In the instant case, Nabisco originally employed Appellant since sometime in 1999-2000. Appellant became an employee of Kraft only after Nabisco and Kraft merged in 2001. After the merger, Appellant continued to work in the same Philadelphia Bakery where he had worked for Nabisco. Essentially the only thing that changed for Appellant was his paycheck now came from Kraft instead of Nabisco. The Ritz Cracker Cutting Machine was equipment Nabisco had manufactured specially for cutting Ritz crackers, it was used solely by Nabisco employees, and later used solely by Kraft employees; it was not available to the public at large. At no time was the special equipment sold to an outside company or put in the stream of commerce; it was merely transferred from Nabisco to Kraft by virtue of the merger. There is no evidence of record that Kraft modified the equipment.
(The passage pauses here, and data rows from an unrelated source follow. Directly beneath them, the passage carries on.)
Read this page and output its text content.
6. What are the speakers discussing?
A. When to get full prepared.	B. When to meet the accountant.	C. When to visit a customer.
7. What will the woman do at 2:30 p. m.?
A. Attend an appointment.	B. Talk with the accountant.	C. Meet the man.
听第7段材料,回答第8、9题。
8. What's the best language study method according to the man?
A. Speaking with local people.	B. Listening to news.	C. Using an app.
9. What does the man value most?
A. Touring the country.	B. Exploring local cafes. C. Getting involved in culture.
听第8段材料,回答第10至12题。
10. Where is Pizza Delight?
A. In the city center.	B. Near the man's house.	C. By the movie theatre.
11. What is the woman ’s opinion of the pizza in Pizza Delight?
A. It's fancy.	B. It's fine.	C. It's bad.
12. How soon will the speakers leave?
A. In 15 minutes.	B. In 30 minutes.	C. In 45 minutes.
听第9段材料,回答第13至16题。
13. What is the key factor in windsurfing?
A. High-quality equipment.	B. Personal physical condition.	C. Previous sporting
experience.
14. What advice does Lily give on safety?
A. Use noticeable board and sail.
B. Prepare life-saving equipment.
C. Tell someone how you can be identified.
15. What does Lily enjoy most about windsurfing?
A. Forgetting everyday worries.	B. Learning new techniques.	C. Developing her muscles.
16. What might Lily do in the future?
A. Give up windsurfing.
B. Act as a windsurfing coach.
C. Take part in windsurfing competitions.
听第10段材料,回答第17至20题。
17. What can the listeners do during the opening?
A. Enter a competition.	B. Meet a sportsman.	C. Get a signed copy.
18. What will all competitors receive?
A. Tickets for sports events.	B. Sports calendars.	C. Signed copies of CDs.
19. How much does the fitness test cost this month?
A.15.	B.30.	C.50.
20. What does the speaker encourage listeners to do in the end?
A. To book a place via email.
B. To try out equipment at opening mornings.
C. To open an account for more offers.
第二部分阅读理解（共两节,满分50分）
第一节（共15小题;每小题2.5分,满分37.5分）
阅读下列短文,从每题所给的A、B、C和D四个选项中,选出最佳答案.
Pennsylvania has been very strict in defining exceptions to the WCA, and has applied the "dual capacity" doctrine on only one occasion. See Tatrai, supra. The Pennsylvania Supreme Court has yet to apply the "dual persona" doctrine in the context of WCA immunity. See Van Doren, supra at 798. Were Pennsylvania courts to accept the "dual persona" doctrine as a valid exception to the exclusivity of the WCA, the doctrine would not apply in this case for the following reasons. If Appellant had been injured while working for Nabisco, workers compensation would be his sole remedy; any third-party claim against Nabisco as the manufacturer of the equipment would fail. To allow Appellant to sue Kraft, solely as the successor in interest to Nabisco, for third-party damages effectively enlarges Appellant's remedies as a result of the merger, in contravention of the "dual persona" doctrine, which was designed to preserve but not expand liability. If Nabisco as the employer would have no third-party liability beyond workers compensation, then Kraft as the successor employer should have no third- party liability under the circumstances of this case. See id. Declining to apply the "dual persona" doctrine as an exception to the exclusivity of Pennsylvania's WCA in the present context, we ensure the preservation but prevent the expansion of liabilities or remedies.
Based upon the foregoing, we hold Appellant's only recourse against Kraft for his injuries sustained in the workplace is under Pennsylvania's WCA. Accordingly, we affirm.